Parkinsons disease in a relationship can change the quality of the relationship. The changes occur typically and gradually as the disease progresses. Making love is our natural expression of deep love and sometimes a physical disability such as this disease can cause obstacles or even a total prevention.

The condition can affect the sexual relationship on several different levels, Experiencing symptoms of Parkinsons disease may mean the patient or the carer too tired to sexually perform. This may be a good reason to initiate love making in the morning or in the afternoon following a sleep. Having this disease can also affect the autonomic nervous system which controls a man’s ability to achieve and maintain an erection. This can affects a man’s ability to perform sexually. You may find that adjusting medications may be helpful in limiting such effects. Women suffering from the disease may also be experiencing the menopause. Sexual intercourse may become difficult due to vaginal dryness or pain during intercourse. There are additional treatments available for this.

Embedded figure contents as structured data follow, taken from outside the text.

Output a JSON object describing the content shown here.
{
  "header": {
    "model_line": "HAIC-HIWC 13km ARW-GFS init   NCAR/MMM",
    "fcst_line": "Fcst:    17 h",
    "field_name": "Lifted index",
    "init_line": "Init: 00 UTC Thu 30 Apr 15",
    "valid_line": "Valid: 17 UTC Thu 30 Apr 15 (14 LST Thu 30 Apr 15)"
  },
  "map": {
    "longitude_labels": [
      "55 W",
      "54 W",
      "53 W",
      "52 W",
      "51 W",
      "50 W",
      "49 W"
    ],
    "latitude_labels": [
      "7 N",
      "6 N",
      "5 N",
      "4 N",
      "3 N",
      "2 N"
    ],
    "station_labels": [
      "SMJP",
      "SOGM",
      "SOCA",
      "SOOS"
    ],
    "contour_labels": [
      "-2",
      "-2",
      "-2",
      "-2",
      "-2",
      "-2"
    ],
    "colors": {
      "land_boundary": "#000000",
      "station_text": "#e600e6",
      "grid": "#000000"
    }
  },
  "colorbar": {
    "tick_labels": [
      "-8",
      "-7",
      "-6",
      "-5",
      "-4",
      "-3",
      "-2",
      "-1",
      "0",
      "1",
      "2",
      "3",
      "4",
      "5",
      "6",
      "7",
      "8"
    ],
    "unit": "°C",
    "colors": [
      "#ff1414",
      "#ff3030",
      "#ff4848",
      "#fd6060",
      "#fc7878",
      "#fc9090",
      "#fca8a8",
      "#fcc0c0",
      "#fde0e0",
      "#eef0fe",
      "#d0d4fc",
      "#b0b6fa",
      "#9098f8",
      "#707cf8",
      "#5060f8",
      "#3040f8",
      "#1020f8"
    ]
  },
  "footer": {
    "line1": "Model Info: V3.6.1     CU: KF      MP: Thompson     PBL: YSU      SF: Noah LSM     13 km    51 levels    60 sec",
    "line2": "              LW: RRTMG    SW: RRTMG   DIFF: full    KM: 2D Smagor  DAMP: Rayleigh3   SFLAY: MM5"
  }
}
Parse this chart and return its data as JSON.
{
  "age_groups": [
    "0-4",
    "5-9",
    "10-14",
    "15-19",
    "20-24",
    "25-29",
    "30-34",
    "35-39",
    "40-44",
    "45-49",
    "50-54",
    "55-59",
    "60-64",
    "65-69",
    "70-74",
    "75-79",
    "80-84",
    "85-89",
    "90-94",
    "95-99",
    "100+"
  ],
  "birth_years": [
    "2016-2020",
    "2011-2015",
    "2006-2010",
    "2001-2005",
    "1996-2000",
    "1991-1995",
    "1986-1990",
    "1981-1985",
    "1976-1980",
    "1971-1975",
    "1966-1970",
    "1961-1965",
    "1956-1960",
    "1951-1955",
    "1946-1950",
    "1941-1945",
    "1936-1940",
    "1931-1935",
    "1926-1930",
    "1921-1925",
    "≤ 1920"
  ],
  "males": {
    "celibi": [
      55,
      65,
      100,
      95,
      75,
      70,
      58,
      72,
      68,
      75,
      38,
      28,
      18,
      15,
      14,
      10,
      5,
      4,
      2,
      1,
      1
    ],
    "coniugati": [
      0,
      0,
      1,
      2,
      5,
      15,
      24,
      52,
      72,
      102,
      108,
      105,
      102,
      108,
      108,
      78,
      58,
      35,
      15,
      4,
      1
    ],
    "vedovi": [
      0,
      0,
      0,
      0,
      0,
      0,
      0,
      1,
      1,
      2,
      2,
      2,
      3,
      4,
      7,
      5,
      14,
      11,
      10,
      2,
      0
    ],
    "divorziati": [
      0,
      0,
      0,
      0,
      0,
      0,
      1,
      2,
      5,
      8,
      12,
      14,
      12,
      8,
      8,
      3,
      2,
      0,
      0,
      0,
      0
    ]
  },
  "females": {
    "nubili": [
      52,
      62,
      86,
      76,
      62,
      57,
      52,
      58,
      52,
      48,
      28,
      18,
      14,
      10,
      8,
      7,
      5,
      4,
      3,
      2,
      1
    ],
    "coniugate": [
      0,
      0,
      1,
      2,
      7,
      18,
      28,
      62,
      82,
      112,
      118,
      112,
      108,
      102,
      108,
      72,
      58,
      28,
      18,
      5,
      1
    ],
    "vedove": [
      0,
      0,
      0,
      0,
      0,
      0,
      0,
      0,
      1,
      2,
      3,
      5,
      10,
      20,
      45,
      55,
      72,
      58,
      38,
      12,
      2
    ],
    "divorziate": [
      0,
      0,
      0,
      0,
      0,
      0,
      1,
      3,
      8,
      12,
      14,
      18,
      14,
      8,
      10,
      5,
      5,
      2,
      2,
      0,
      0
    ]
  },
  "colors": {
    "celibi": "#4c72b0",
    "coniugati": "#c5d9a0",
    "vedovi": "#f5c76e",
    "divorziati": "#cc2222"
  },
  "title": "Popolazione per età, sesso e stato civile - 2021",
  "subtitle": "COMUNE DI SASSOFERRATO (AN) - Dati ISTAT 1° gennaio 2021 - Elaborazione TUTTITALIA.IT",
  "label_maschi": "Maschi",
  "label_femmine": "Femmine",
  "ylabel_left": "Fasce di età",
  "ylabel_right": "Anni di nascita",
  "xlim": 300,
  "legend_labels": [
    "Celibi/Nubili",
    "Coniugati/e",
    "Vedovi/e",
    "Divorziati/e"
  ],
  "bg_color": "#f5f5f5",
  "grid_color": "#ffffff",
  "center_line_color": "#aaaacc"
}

Having Parkinsons disease can make the sufferer embarrassed of their shaking, tremors, drooling or other involuntary movements. These can often sexually deter the partner too. One suggestion has been to suck a mint whilst lovemaking to encourage swallowing and prevent drooling. Some spouses are afraid of hurting their partner, especially just after diagnosis. Some people notice that the tremors and shaking are worse following lovemaking and believe that this is making the disease itself worse. These are in fact due to an expanding of energy and are temporary.

Both partners may not be interested in pursuing a sexual relationship during the months following the diagnosis. This may be due to worrying about the progression of the disease or the thought of being a burden on their partner. It is always advisable to read as much as possible on the disease so each fear can be faced head on and handled. During the progression of the disease, there may be added or worsening symptoms that may discourage lovemaking by deterring the unaffected partner sexually. If the unaffected partner is also the care giver, they may have difficulties switching from carer to lover.

Since sexualality plays a significant role in a person’s healthy lifesyle, the patient often worries when their sexual desires and needs change. Sexual problems may be frustrating with the onset of Parkinsons disease and this often proves frustrating for both partners. There are often ways to improve or restore sexuality. A doctor can make helpful suggestions on the best course of action to take o solve any problems.